Hace algunas semanas, Javier Solórzano me invitó a hacer cada jueves una sección de cultura en su programa de radio, es de los grandes placeres de la semana, cuestión que le he agradecido personal y públicamente y lo seguiré haciendo, me abrió una puerta con una actitud gratamente generosa.

Un día antes de escribir esta columna, una llamada telefónica y un correo confirmaron la decisión de la Asociación Nacional de Locutores de entregarme El micrófono de oro como reconocimiento a mi trayectoria. Mi profundo agradecimiento siempre.

Curiosamente un mes antes la Asociación Civil Comunicadores Por la Unidad y las comisiones Especial para dar Seguimiento a las Agresiones a Periodistas y Medios de Comunicación y la de Radio, Televisión y Cinematografía, del Senado de la República; me informaron de su decisión de entregarme el Reconocimiento a la Trayectoria Profesional en Comunicación 2017.

Doblemente curioso es que las dos ceremonias son el mismo día. Suerte del destino, a distinta hora.

Removieron mis recuerdos, encendieron la intermitencia del vibrador del celular por los mensajes de felicitación de amigos, conocidos, familiares, parientes cercanos y lejanos, en general quienes siguen lo que hago, todos con amabilidad enternecedora que surge al saber que estoy pasando por un momento satisfactoriamente gustoso.

Todo en conjunto hace un abrazo emotivo que se disfruta con la sensación similar a la que dejan los hondos y enérgicos suspiros del espíritu.

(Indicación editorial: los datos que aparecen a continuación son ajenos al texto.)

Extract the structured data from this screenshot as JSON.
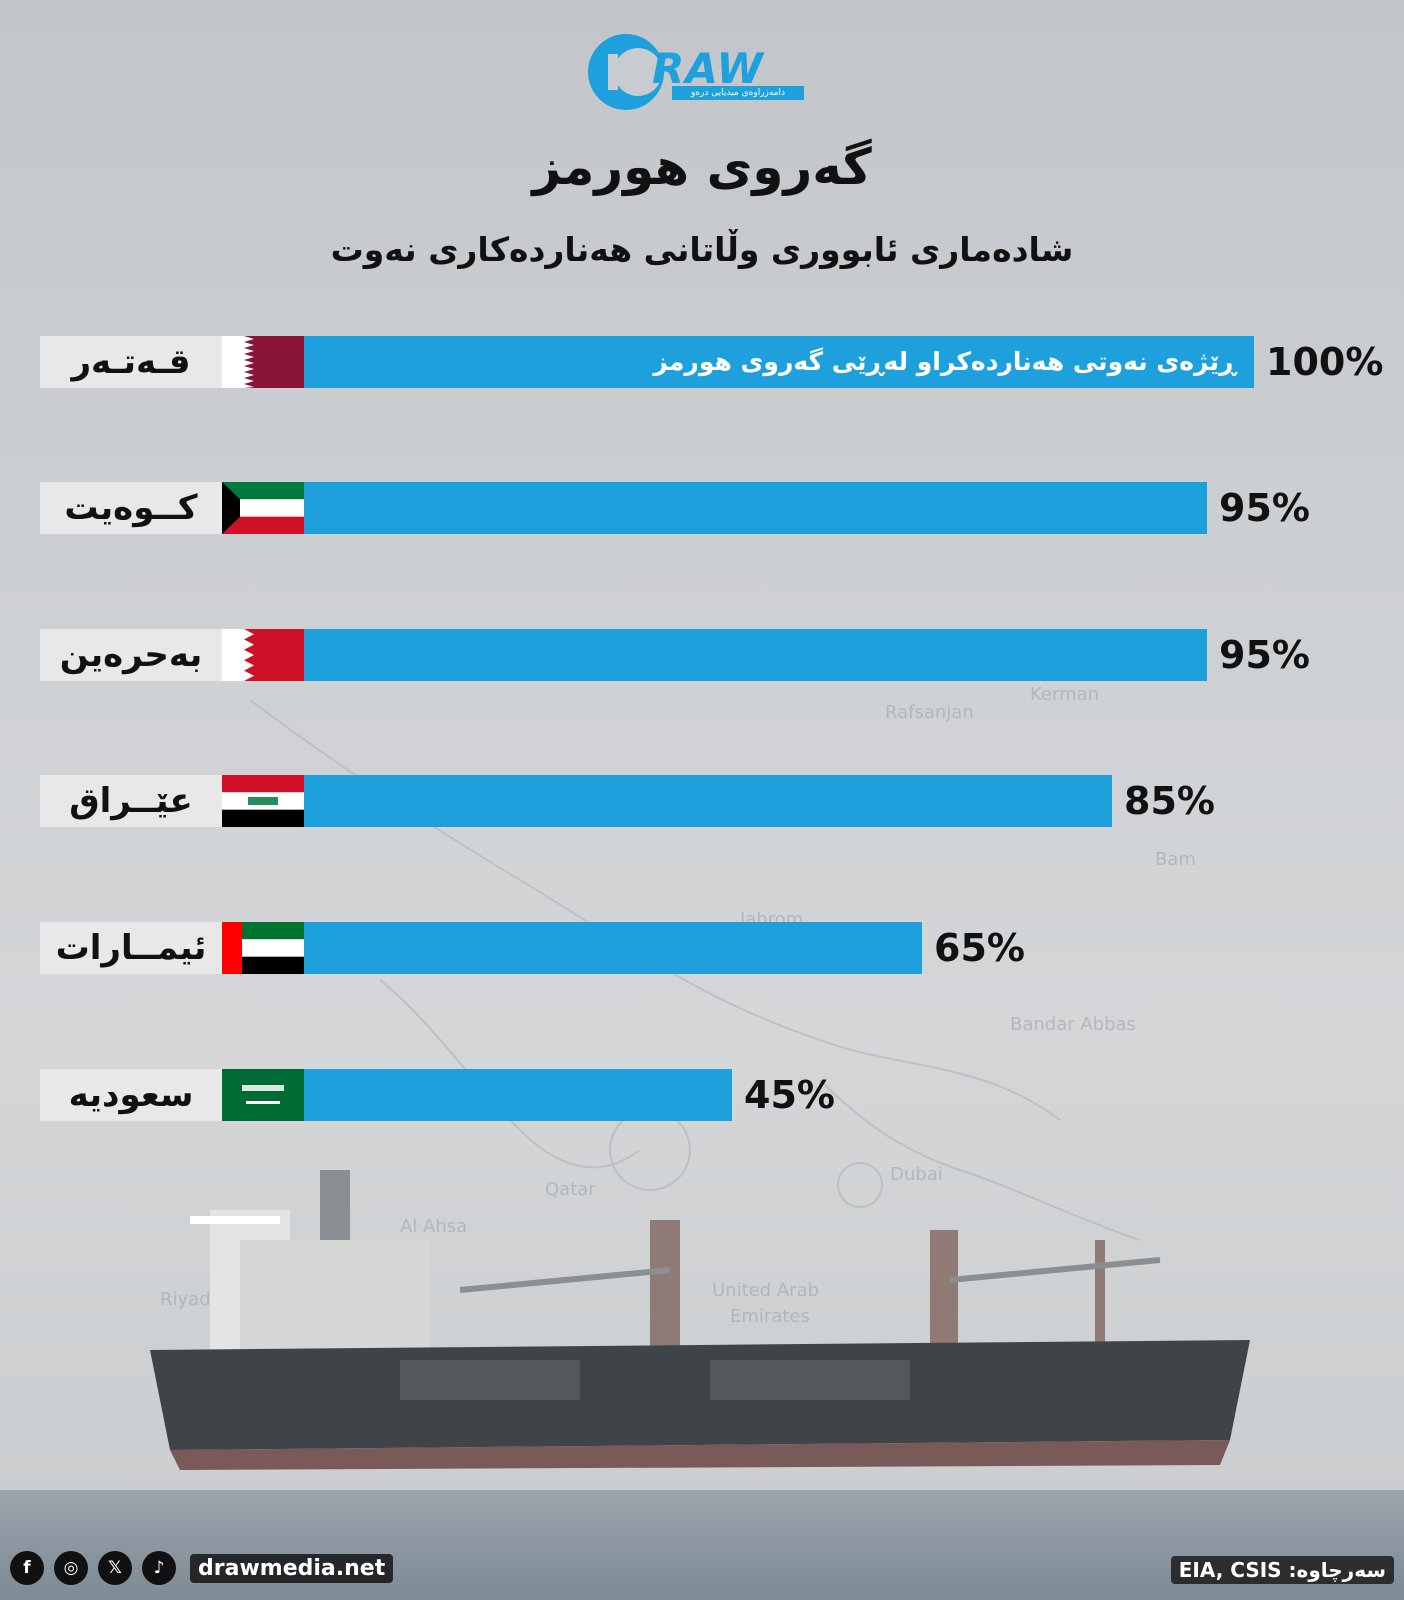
{
  "header": {
    "logo_text": "RAW",
    "logo_tagline": "دامەزراوەی میدیایی درەو",
    "title": "گەروی هورمز",
    "subtitle": "شادەماری ئابووری وڵاتانی هەناردەکاری نەوت"
  },
  "chart_data": {
    "type": "bar",
    "orientation": "horizontal",
    "title": "گەروی هورمز",
    "subtitle": "شادەماری ئابووری وڵاتانی هەناردەکاری نەوت",
    "series_label": "ڕێژەی نەوتی هەناردەکراو لەڕێی گەروی هورمز",
    "categories": [
      "قـەتـەر",
      "کــوەیت",
      "بەحرەین",
      "عێــراق",
      "ئیمــارات",
      "سعودیە"
    ],
    "values": [
      100,
      95,
      95,
      85,
      65,
      45
    ],
    "value_labels": [
      "100%",
      "95%",
      "95%",
      "85%",
      "65%",
      "45%"
    ],
    "flags": [
      "qatar",
      "kuwait",
      "bahrain",
      "iraq",
      "uae",
      "saudi"
    ],
    "xlim": [
      0,
      100
    ],
    "bar_color": "#1ea0dc"
  },
  "footer": {
    "social": [
      "f",
      "◎",
      "𝕏",
      "♪"
    ],
    "website": "drawmedia.net",
    "source": "سەرچاوە: EIA, CSIS"
  }
}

Las felicitaciones y la entrega de los reconocimientos, los agradezco con las palabras de la memoria, escritas arriba en los renglones anteriores.

Muchas, muchas gracias.

Miguel de la Cruz

Author: Miguel de la Cruz

Miguel de la Cruz, el único periodista de cultura con una trayectoria de 28 años en televisión. Egresado de la Licenciatura en Comunicación por la Universidad Autónoma Metropolitana y colaborador de Canal Once desde diciembre de 1989 hasta la fecha. Tiempo en el que ha realizado la cobertura del Festival Internacional Cervantino, Festival del Centro Histórico, Festival de la Ceiba en Tabasco, Festival de las Artes de Sinaloa, Festival Afrocaribeño de Veracruz, Festival de Jazz de la Riviera Maya, Festival de Jazz de Montreal, la Feria Internacional del Libro de Guadalajara, el Salón del Libro de Quebec, el Forum de las Culturas en Barcelona, la Expo Lisboa y ha entrevistado a personalidades del mundo cultural como Carlos Monsiváis, Carlos Fuentes, Fernando Benitez, Cristina Pacheco, Fernando Savater, Ricardo Piglia y Elena Poniatowska, entre otros. Durante 10 años formó parte del equipo de reporteros y conductores del primer noticiario cultural “Hoy en la Cultura”.